So, like any reasonably competent web development shop, we wear cotton gloves when we touch credit cards, and we use Braintree SecureVault to store them so we are clear of PCI Compliance issues.
However now we want to offer a free trial for our service, which pretty much relies on being able to guarantee that a given credit card is only used once for a free trial. Ideally we would be able to hash the credit card number itself to guarantee uniqueness. The problem there is that set of valid credit card numbers is small, so it's going to be easy to brute force the credit card numbers. Salting tactics are useless as far as I can see, because if someone has access to the database of hashes, they will most likely have the code as well, and thus the salting algorithm.
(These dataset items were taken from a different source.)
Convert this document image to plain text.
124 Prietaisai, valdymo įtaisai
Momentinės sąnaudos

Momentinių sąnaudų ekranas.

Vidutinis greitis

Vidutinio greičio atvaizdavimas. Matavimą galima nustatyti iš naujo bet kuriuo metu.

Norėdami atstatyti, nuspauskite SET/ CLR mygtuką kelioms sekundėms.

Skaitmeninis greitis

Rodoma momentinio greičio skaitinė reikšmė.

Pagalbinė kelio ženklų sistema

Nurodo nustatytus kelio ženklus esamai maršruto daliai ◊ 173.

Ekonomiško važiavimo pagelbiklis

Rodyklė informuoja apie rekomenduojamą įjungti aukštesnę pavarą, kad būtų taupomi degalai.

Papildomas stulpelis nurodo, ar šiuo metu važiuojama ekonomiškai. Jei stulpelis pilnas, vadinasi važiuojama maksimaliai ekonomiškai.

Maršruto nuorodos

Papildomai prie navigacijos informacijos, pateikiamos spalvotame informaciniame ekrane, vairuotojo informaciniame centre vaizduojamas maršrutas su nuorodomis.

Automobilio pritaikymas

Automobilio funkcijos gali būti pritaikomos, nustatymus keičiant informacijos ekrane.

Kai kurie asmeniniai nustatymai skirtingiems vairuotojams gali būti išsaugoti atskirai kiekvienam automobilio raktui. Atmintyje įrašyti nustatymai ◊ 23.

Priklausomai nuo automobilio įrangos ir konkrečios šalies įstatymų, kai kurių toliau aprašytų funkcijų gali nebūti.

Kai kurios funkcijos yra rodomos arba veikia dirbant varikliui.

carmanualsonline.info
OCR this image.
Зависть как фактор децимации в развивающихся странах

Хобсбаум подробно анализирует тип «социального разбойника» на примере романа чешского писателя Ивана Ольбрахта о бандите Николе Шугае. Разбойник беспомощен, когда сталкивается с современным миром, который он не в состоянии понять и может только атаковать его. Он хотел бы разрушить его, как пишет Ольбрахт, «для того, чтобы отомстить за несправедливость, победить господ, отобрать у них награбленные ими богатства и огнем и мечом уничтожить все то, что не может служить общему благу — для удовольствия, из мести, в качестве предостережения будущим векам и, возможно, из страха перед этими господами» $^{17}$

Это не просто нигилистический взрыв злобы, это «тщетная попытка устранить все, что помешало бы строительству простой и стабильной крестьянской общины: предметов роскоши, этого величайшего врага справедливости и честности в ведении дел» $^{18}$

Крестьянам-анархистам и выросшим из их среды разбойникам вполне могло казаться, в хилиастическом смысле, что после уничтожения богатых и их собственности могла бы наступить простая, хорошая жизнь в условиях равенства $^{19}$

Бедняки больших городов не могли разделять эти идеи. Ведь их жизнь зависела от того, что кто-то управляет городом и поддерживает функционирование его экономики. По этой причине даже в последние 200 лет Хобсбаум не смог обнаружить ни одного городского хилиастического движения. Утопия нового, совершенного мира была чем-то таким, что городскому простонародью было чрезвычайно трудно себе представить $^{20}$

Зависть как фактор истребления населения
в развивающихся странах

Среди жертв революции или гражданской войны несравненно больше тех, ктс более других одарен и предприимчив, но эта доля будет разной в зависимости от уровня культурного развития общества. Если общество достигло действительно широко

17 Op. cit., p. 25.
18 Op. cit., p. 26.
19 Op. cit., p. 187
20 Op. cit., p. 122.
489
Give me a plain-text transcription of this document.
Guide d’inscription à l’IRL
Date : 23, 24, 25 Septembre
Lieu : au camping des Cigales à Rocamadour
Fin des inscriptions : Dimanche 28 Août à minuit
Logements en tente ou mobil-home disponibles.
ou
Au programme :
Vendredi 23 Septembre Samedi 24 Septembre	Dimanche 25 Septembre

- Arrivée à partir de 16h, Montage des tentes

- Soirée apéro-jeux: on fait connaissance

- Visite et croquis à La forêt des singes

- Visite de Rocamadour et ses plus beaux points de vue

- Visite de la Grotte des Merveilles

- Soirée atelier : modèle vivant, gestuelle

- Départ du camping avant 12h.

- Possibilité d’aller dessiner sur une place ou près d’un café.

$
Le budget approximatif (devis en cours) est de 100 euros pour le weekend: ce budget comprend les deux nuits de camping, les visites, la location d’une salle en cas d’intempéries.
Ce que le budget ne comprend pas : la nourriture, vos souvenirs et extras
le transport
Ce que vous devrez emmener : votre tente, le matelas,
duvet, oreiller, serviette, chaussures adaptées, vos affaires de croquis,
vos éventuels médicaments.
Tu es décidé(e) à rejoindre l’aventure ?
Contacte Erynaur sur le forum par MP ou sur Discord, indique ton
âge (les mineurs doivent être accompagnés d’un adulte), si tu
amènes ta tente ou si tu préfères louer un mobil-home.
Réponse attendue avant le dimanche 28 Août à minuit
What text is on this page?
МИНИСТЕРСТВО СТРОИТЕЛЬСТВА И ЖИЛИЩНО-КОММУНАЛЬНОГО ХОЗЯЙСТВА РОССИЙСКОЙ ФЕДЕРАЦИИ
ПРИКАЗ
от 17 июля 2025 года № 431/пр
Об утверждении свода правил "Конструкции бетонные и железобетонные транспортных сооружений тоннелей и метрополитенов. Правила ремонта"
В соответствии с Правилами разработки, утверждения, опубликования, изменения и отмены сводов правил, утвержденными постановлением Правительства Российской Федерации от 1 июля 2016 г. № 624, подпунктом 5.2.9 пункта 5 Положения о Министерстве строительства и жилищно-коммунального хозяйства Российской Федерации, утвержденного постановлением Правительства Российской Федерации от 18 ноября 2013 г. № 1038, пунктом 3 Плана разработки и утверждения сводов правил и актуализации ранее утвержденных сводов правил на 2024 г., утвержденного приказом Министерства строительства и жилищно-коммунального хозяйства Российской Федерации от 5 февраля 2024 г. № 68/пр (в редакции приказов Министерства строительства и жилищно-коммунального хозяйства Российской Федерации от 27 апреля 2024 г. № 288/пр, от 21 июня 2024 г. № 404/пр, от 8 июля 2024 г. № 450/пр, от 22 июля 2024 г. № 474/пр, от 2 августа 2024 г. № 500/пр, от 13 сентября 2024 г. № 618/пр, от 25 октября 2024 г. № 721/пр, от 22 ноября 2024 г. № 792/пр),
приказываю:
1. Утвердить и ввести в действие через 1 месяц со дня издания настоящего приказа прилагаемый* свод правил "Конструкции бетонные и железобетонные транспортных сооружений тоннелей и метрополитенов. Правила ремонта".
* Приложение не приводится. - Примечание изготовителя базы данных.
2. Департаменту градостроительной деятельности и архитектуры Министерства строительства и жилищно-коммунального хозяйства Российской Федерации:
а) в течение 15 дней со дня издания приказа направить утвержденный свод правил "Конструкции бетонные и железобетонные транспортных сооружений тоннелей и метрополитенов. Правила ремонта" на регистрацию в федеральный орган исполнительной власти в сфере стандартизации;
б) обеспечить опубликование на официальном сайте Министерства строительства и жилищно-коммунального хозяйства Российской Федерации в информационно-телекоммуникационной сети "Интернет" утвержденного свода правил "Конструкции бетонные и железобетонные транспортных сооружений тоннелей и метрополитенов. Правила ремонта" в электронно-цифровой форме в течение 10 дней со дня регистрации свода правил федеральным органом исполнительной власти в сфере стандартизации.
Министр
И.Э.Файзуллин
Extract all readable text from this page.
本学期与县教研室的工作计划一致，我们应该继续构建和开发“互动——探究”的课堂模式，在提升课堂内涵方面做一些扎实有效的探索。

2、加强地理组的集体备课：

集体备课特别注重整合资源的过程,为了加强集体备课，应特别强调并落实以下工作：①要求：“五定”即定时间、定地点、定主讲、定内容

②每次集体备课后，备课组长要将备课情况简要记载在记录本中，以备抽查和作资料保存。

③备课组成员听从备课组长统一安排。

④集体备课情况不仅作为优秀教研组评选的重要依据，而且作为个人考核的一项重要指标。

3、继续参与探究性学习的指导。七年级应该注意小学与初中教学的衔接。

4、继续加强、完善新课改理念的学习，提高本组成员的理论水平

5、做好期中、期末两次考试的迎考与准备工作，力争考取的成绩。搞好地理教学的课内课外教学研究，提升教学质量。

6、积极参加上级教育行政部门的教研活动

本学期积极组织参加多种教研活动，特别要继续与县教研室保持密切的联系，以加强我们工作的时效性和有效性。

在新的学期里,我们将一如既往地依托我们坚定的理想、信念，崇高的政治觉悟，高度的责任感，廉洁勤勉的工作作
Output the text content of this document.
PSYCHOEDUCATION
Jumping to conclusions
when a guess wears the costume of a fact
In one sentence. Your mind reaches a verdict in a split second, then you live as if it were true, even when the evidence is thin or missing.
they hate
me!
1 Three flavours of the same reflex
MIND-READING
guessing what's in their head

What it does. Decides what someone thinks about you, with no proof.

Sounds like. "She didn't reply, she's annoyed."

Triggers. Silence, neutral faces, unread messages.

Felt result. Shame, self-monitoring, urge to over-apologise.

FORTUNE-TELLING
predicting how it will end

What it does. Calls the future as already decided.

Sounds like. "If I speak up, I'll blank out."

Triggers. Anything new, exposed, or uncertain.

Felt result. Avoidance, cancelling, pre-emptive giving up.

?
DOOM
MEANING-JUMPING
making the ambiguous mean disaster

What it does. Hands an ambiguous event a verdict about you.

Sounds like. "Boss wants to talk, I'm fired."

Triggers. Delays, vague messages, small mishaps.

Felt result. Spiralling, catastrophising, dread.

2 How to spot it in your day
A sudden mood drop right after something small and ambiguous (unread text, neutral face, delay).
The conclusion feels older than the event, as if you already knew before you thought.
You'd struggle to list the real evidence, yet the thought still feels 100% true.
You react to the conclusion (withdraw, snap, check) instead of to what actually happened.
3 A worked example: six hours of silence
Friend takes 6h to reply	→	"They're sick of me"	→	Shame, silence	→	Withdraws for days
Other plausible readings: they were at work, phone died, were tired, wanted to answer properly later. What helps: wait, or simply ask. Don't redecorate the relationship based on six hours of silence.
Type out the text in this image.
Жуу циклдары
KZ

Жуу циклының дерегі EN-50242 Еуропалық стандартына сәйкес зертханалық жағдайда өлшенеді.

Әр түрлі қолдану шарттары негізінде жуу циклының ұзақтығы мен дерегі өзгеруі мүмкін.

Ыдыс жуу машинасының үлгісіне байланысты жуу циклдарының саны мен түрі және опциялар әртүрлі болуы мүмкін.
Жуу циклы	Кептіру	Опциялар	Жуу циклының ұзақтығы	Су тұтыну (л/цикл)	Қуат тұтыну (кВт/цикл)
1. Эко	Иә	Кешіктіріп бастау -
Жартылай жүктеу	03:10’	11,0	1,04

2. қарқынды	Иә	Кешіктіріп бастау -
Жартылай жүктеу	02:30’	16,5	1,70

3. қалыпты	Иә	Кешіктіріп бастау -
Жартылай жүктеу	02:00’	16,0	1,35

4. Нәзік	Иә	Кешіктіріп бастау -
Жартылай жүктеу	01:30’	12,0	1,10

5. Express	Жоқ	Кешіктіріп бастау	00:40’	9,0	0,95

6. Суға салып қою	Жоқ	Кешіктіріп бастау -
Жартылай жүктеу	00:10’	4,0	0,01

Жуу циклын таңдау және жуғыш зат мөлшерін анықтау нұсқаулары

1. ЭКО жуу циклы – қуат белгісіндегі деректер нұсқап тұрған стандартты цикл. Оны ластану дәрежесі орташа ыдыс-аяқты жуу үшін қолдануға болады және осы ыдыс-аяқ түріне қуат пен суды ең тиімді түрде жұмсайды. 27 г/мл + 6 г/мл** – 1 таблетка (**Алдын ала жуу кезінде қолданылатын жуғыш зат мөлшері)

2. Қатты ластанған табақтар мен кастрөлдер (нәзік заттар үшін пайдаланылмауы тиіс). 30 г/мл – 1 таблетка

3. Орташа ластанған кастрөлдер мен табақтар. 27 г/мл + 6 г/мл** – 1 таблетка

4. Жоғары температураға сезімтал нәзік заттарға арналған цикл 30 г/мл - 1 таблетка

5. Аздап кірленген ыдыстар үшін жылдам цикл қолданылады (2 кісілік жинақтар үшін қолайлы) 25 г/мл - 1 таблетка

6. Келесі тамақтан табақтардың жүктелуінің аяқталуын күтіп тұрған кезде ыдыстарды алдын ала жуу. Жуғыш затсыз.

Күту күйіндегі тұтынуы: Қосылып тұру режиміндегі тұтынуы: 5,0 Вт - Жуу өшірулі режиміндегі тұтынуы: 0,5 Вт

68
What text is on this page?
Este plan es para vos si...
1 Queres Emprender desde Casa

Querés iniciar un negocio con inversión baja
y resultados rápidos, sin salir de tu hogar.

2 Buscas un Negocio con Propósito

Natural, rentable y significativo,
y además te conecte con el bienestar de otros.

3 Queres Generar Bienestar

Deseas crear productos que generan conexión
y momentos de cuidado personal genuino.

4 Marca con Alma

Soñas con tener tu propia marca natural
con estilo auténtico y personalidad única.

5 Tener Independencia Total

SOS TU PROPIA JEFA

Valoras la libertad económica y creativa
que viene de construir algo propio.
The best two ideas so far are:
A) Keeping the hashes isolated in a set, with no relation to their billing information. Therefore if the hashes are brute-forced, all they have is a list of credit card numbers that were used at some point in time, with no personal information or knowledge of whether it's even still valid. The main weakness here is that we do have record of the last-4 which could potentially be used to match them up to some extent.
B) Hash without the full number and deal with the false positives and negatives. Hashing on name, last-4 and expiration ought to be fairly unique. False positive is like winning the lottery, we can deal with it at customer support. False negative could be induced by modifying the name, we are not clear on what assurances we have about the precision of name matching (potentially affected both by the gateway and merchant account is my understanding), so this could open a loophole.
Thoughts? Suggestions? Battle-tested Wisdom?